Justice of the North Dakota Supreme Court
- In office 1917–1922
- Preceded by: Edward T. Burke
- Succeeded by: Sveinbjorn Johnson

District Attorney of Trempealeau County, Wisconsin

Personal details
- Born: May 11, 1842
- Died: March 22, 1933 (aged 90)
- Alma mater: Michigan State University College of Law

= James Robinson (North Dakota judge) =

American judge (1842–1933)

James Robinson (May 11, 1843 – March 22, 1933) was a justice of the North Dakota Supreme Court from 1917 to 1922.

== Biography ==

=== Early years ===
Born in Michigan, Robinson began his education in Canada, where he taught school for a short time.

He enlisted in the Union Army and served during the Civil War.

=== Legal career ===
Robinson graduated from the Michigan State University College of Law on March 5, 1868, and thereafter engaged in the private practice of law in Wisconsin until 1883, during which time he also served a term as District Attorney of Trempealeau County.

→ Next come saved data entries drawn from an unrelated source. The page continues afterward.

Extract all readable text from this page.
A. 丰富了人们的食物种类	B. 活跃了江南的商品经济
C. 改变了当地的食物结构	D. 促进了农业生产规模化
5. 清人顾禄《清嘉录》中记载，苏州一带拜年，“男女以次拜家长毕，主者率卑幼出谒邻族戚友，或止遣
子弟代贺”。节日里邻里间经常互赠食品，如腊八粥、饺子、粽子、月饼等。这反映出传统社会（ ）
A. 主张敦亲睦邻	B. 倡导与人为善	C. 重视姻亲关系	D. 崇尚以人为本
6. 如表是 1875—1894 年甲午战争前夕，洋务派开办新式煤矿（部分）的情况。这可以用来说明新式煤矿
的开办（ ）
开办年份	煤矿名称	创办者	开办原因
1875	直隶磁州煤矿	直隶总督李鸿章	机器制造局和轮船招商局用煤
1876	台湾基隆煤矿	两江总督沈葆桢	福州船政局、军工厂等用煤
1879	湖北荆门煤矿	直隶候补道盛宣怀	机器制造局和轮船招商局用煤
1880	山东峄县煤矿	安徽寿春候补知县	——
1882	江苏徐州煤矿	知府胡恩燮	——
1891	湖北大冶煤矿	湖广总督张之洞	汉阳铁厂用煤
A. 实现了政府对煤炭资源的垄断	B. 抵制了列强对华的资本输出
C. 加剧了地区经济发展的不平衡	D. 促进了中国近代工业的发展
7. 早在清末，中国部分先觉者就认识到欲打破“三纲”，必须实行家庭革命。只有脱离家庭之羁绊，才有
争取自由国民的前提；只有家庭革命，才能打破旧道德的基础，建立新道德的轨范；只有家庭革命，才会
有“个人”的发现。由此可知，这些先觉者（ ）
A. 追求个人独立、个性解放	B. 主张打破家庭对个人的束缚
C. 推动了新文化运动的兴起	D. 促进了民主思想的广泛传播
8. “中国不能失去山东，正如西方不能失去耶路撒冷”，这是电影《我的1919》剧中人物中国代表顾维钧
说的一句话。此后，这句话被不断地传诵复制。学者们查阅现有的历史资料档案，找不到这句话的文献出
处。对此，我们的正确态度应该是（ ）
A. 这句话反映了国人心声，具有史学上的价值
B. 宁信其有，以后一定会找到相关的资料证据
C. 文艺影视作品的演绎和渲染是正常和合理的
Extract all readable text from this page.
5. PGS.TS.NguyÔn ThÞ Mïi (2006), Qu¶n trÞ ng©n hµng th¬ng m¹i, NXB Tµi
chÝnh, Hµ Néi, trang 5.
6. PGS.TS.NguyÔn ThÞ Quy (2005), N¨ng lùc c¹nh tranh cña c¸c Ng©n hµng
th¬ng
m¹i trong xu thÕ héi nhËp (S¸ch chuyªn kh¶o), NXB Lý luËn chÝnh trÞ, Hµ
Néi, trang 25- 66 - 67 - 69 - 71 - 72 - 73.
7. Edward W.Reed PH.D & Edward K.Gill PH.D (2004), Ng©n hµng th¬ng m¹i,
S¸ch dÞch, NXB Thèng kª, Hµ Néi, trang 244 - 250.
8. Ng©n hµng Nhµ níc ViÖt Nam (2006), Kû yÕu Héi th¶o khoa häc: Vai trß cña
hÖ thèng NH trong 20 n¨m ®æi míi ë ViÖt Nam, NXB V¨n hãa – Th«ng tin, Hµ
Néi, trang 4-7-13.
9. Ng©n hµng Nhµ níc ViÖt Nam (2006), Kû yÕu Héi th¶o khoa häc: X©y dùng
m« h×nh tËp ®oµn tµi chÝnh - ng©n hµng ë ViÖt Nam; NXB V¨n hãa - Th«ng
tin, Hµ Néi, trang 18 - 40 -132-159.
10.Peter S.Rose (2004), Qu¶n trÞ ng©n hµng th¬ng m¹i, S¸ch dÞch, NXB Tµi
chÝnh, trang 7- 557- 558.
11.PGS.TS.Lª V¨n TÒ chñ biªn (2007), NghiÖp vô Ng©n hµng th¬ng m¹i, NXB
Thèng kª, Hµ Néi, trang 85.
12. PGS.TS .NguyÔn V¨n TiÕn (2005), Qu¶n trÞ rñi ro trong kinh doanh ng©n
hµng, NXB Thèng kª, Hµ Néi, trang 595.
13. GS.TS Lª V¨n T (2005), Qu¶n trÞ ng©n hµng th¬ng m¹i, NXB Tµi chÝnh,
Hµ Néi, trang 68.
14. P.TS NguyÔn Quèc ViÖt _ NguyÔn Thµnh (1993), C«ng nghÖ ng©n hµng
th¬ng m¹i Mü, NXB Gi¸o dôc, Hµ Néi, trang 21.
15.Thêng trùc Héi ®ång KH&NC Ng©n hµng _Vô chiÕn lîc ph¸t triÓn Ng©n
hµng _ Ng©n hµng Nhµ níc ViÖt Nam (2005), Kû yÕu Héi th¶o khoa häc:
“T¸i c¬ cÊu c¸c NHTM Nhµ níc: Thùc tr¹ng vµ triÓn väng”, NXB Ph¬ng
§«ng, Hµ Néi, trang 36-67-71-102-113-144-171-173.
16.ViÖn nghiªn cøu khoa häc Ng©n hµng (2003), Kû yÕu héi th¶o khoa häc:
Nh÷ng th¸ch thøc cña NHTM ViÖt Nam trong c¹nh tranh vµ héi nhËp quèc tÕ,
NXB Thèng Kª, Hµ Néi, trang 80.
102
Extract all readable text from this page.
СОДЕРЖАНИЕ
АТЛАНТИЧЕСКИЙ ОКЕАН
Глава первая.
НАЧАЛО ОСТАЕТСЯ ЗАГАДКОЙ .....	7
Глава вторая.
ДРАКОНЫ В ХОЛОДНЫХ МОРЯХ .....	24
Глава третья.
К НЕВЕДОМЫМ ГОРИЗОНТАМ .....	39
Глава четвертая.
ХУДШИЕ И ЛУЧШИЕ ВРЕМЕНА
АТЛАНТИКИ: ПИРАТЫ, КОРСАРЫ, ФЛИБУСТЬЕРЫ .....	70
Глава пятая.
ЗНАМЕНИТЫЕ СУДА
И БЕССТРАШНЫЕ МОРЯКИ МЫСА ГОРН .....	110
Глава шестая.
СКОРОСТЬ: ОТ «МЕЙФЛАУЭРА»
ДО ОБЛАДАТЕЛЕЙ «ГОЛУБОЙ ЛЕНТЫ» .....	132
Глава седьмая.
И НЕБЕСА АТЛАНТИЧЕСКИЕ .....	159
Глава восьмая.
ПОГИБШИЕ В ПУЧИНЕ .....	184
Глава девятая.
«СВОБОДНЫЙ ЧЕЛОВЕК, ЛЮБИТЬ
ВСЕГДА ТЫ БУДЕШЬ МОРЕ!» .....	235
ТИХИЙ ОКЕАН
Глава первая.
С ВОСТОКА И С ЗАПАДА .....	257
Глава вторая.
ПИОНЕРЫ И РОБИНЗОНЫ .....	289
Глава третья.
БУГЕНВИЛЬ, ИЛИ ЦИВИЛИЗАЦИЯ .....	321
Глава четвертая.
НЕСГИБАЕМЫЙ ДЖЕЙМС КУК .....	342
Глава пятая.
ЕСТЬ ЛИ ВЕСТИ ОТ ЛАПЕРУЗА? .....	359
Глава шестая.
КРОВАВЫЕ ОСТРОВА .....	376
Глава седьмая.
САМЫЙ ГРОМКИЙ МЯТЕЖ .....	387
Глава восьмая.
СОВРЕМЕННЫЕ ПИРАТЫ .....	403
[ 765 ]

Robinson then moved to Fargo, Dakota Territory, in 1882 where he resumed his private practice until 1916, when, at the age of 73, he was elected to a six-year term on the North Dakota Supreme Court.

While serving as a Justice, he wrote a weekly "Saturday Evening Letter" column about the work of the court for the Bismarck Tribune. He had an opposition to the doctrine of precedent and stare decisis, which attracted criticism upon his practice.

He became Chief Justice of North Dakota in 1921, but was defeated in a reelection attempt in 1922.

=== Later years ===

He then returned to the practice of law until poor health forced his retirement, in 1931. In 1923, Robinson published a book entitled Wrongs and Remedies. In 1931, he moved into a National Soldiers Home in Milwaukee, Wisconsin, and remained there until his death in 1933.